The NBS Central Radio Propagation Laboratory (CRPL) has the primary responsibility within the Federal Government for collecting and disseminating information on radio wave propagation. The results of its research program are of value to radio and television broadcasters, the military services, space scientists, and operators of many types of communication systems.

A large part of CRPL research deals with the properties of the series of electrically charged layers in the upper atmosphere known collectively as the ionosphere. Through their ability to reflect radio waves, these layers play an important part in long-distance radio communication.

By analyzing radio signals received from satellites, CRPL has been able to study the structure of the upper part of the ionosphere, measuring the density of electrons and other characteristics. Current studies are investigating the size, shape, and motion of various ionospheric irregularities as observed at a number of stations. The results obtained in this work should aid communication with space vehicles since radio signals from space are seriously affected by irregularities in the electron density of the ionosphere.

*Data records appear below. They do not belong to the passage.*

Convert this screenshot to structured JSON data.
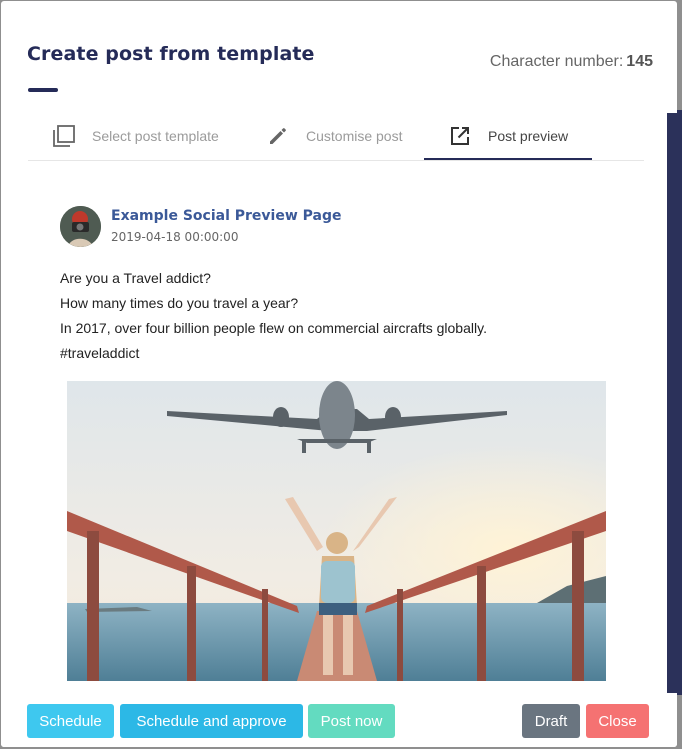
{
  "header": {
    "title": "Create post from template",
    "char_label": "Character number:",
    "char_count": "145"
  },
  "tabs": [
    {
      "label": "Select post template",
      "icon": "template-copy-icon",
      "active": false
    },
    {
      "label": "Customise post",
      "icon": "pencil-icon",
      "active": false
    },
    {
      "label": "Post preview",
      "icon": "open-external-icon",
      "active": true
    }
  ],
  "preview": {
    "page_name": "Example Social Preview Page",
    "date": "2019-04-18 00:00:00",
    "lines": [
      "Are you a Travel addict?",
      "How many times do you travel a year?",
      "In 2017, over four billion people flew on commercial aircrafts globally.",
      "#traveladdict"
    ]
  },
  "footer": {
    "schedule": "Schedule",
    "schedule_approve": "Schedule and approve",
    "post_now": "Post now",
    "draft": "Draft",
    "close": "Close"
  },
  "colors": {
    "title": "#252b58",
    "link": "#3b5998",
    "schedule": "#3ec8ef",
    "schedule_approve": "#2cb8e6",
    "post_now": "#63dbc0",
    "draft": "#6a7580",
    "close": "#f57272"
  }
}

On June 24, 1961 the first rocket-borne soundings of the topside of the ionosphere were made by means of a four-stage rocket carried to an altitude of over 600 miles. Successful radio pulse reflections from the topside of the ionosphere were obtained for about 13 of the 14 minutes that the payload was above the ionosphere.

The rocket, a Javelin, was launched from the National Aeronautics and Space Administration's Wallops Island (Va.) facility. The purpose of the experiment was to test the sounding system that is to be used in a topside sounding satellite to be placed in orbit at a later date. Such a satellite will be of great value in advancing man's knowledge of the ionosphere. NBS responsibilities in this program include overall planning, design and performance of the experiment, and analysis of the resulting data. Airborne Instruments Laboratory, a division of Cutler-Hammer. Inc., is designing and building the rocket and satellite payloads and the ground data-handling equipment. Technical management and sponsorship is by the NASA Goddard Space Flight Center.